Stelt als bijzondere voorwaarden dat de veroordeelde
4. zich zal melden op de afgesproken dagen en tijden bij de reclassering van Fivoor op het adres Johanna Westerdijkplein 40 te 2521 EN ’s-Gravenhage en zich zal blijven melden op afspraken met de reclassering, zo vaak en zolang de reclassering dat nodig vindt om het reclasseringstoezicht uit te voeren;
5. zich zal laten behandelen door de forensische polikliniek Fivoor of een soortgelijke zorgverlener, te bepalen door de reclassering. De behandeling duurt de gehele proeftijd of zoveel korter als de reclassering nodig vindt. Veroordeelde zal zich houden aan de huisregels en de aanwijzingen die de zorgverlener geeft voor de behandeling. Het innemen van medicijnen kan onderdeel zijn van de behandeling. Behandeling dient gericht te zijn op het aanleren van vaardigheden en effectieve oplossingsstrategieën die nodig zijn om de recidivekans te verminderen en het alcoholgebruik en de achterliggende reden hiervan bespreekbaar te maken;
6. zal meewerken aan een schuldhulpverleningstraject, gericht op het stabiliseren van zijn schulden. In overleg met de reclassering en de Materieel Juridische Dienstverlening (hierna: MJD) van Fivoor zal veroordeelde de mogelijkheden tot schuldhulpverlening dan wel schuldsanering onderzoeken. Veroordeelde zal meewerken aan het aflossen van zijn schulden en het treffen van afbetalingsregelingen, ook als dit inhoudt het meewerken aan schuldhulpverlening in het kader van de Wet Schuldsanering Natuurlijke Personen. Veroordeelde zal hierbij zowel de reclassering als de MJD openheid van zaken en inzicht in zijn financiën en schulden geven;
7. zal meewerken aan controle van het gebruik van alcohol om het middelengebruik te beheersen. De reclassering bepaalt met welke controlemiddelen en hoe vaak veroordeelde zal worden gecontroleerd. Mogelijke controlemiddelen zijn ademonderzoek (blaastest), urineonderzoek en bloedonderzoek.

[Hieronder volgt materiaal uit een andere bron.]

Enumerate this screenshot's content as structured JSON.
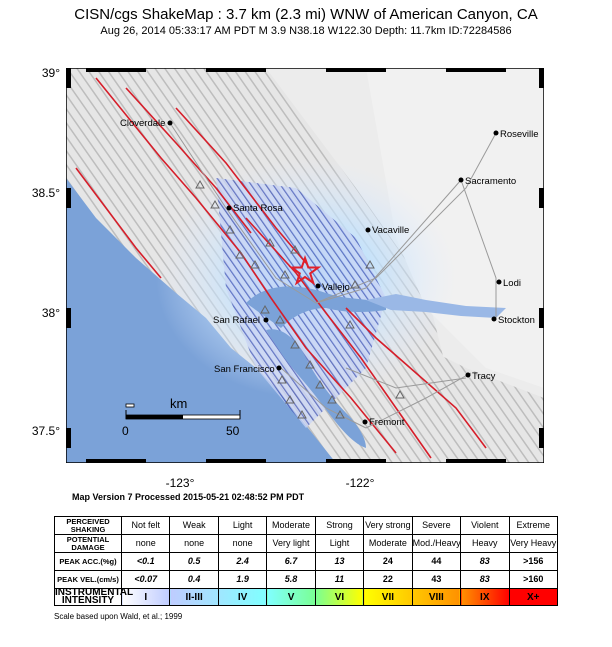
{
  "header": {
    "title": "CISN/cgs ShakeMap : 3.7 km (2.3 mi) WNW of American Canyon, CA",
    "subtitle": "Aug 26, 2014 05:33:17 AM PDT   M 3.9   N38.18 W122.30   Depth: 11.7km   ID:72284586"
  },
  "map": {
    "lat_ticks": [
      "39°",
      "38.5°",
      "38°",
      "37.5°"
    ],
    "lon_ticks": [
      "-123°",
      "-122°"
    ],
    "cities": [
      {
        "name": "Cloverdale"
      },
      {
        "name": "Roseville"
      },
      {
        "name": "Sacramento"
      },
      {
        "name": "Santa Rosa"
      },
      {
        "name": "Vacaville"
      },
      {
        "name": "Vallejo"
      },
      {
        "name": "Lodi"
      },
      {
        "name": "San Rafael"
      },
      {
        "name": "Stockton"
      },
      {
        "name": "San Francisco"
      },
      {
        "name": "Tracy"
      },
      {
        "name": "Fremont"
      }
    ],
    "scale_bar": {
      "unit": "km",
      "start": "0",
      "end": "50"
    },
    "epicenter_color": "#e0202a"
  },
  "map_version": "Map Version 7 Processed 2015-05-21 02:48:52 PM PDT",
  "legend": {
    "rows": [
      {
        "head": "PERCEIVED SHAKING",
        "cells": [
          "Not felt",
          "Weak",
          "Light",
          "Moderate",
          "Strong",
          "Very strong",
          "Severe",
          "Violent",
          "Extreme"
        ]
      },
      {
        "head": "POTENTIAL DAMAGE",
        "cells": [
          "none",
          "none",
          "none",
          "Very light",
          "Light",
          "Moderate",
          "Mod./Heavy",
          "Heavy",
          "Very Heavy"
        ]
      },
      {
        "head": "PEAK ACC.(%g)",
        "cells": [
          "<0.1",
          "0.5",
          "2.4",
          "6.7",
          "13",
          "24",
          "44",
          "83",
          ">156"
        ]
      },
      {
        "head": "PEAK VEL.(cm/s)",
        "cells": [
          "<0.07",
          "0.4",
          "1.9",
          "5.8",
          "11",
          "22",
          "43",
          "83",
          ">160"
        ]
      }
    ],
    "intensity": {
      "head": "INSTRUMENTAL INTENSITY",
      "cells": [
        "I",
        "II-III",
        "IV",
        "V",
        "VI",
        "VII",
        "VIII",
        "IX",
        "X+"
      ],
      "colors": [
        "#ffffff",
        "#bfccff",
        "#a0e6ff",
        "#80ffff",
        "#7aff93",
        "#ffff00",
        "#ffc800",
        "#ff9100",
        "#ff0000"
      ]
    }
  },
  "footnote": "Scale based upon Wald, et al.; 1999"
}
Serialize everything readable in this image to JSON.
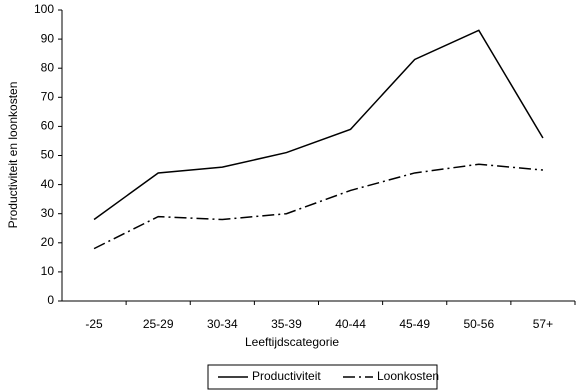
{
  "chart_data": {
    "type": "line",
    "x_label": "Leeftijdscategorie",
    "y_label": "Productiviteit en loonkosten",
    "categories": [
      "-25",
      "25-29",
      "30-34",
      "35-39",
      "40-44",
      "45-49",
      "50-56",
      "57+"
    ],
    "series": [
      {
        "name": "Productiviteit",
        "color": "#000000",
        "style": "solid",
        "values": [
          28,
          44,
          46,
          51,
          59,
          83,
          93,
          56
        ]
      },
      {
        "name": "Loonkosten",
        "color": "#000000",
        "style": "dashdot",
        "values": [
          18,
          29,
          28,
          30,
          38,
          44,
          47,
          45
        ]
      }
    ],
    "ylim": [
      0,
      100
    ],
    "yticks": [
      0,
      10,
      20,
      30,
      40,
      50,
      60,
      70,
      80,
      90,
      100
    ],
    "grid": false,
    "legend": "bottom"
  }
}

Geeft aan genoemde instelling opdracht toezicht te houden op de naleving van de voorwaarden en de veroordeelde ten behoeve daarvan te begeleiden.
Dit vonnis is gewezen door
mr. G.M. van Dijk, voorzitter,
mrs. G.H. Marcus en A.C.J. Klaver, rechters,
in tegenwoordigheid van mr. S.D. Riggelink, griffier,
en uitgesproken op de openbare terechtzitting van deze rechtbank van 7 november 2018.